Alban declarou que se colocou à disposição dos parlamentares para contribuir com um debate aprofundado sobre o tema e alertou que, se conduzida de forma inadequada, a mudança pode causar graves problemas para a economia do país. O dirigente também afirmou que a CNI quer participar do processo de forma técnica e distante de interesses eleitorais, e destacou a importância de uma atuação responsável por parte de senadores e deputados na análise da matéria.
O setor empresarial manifesta preocupação com os custos que a eventual alteração da jornada acarretaria para empresas de diferentes portes, desde grandes corporações até pequenos negócios.
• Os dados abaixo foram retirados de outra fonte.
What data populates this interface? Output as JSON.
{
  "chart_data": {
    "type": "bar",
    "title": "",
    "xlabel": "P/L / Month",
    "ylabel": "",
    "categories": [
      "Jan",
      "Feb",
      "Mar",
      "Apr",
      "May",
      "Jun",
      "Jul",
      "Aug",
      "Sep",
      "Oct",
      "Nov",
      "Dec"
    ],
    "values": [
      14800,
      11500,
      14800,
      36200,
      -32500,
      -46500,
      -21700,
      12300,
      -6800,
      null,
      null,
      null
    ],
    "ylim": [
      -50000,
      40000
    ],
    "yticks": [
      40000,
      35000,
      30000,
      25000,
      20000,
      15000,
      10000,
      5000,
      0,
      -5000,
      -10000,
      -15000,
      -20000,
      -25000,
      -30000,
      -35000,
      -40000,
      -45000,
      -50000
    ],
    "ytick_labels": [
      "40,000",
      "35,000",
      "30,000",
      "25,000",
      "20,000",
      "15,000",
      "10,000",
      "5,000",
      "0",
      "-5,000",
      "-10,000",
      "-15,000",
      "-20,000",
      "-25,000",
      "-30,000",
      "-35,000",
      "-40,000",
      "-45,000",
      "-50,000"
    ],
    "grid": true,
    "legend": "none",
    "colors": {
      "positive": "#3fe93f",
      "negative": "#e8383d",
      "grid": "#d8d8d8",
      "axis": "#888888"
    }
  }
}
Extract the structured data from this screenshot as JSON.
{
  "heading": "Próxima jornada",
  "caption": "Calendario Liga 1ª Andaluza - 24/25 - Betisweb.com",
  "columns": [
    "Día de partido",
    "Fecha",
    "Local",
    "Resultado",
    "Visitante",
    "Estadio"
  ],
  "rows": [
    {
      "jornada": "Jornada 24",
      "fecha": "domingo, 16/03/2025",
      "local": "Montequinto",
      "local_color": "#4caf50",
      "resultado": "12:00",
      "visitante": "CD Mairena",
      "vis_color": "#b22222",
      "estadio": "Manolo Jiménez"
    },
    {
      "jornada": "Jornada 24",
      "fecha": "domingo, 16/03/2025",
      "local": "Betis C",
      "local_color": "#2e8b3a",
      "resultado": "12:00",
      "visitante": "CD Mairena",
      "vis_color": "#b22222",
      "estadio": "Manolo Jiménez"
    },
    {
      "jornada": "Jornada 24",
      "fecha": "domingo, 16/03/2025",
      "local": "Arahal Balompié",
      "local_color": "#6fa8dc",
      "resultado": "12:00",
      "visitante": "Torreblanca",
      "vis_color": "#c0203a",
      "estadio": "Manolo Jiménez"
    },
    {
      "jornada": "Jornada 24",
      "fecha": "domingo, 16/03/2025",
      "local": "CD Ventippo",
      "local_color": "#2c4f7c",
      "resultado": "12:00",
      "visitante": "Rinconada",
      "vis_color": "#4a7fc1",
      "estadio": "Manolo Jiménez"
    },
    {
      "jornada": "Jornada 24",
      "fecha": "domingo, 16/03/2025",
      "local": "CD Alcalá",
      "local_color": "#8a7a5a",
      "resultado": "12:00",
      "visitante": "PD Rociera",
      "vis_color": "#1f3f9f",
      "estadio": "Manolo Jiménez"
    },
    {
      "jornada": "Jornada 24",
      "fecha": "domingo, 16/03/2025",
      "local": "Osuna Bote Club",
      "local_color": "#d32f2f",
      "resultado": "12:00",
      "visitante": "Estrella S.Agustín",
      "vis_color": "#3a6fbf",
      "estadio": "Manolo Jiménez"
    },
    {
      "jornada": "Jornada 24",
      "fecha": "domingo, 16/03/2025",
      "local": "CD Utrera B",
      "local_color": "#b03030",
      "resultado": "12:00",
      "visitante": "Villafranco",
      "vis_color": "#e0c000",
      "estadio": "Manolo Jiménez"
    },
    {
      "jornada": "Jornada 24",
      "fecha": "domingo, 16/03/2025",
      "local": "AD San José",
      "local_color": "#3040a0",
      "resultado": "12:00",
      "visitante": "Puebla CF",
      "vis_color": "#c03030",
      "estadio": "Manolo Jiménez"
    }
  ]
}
A confederação avalia que uma mudança desse alcance exige análise criteriosa dos reflexos sobre a folha de pagamento, a competitividade e a geração de empregos no país antes de qualquer deliberação legislativa.
No próximo dia 24 de março, a CNI apresentará na Câmara dos Deputados a agenda legislativa da indústria para o ano, com os projetos considerados prioritários pelo setor para o período.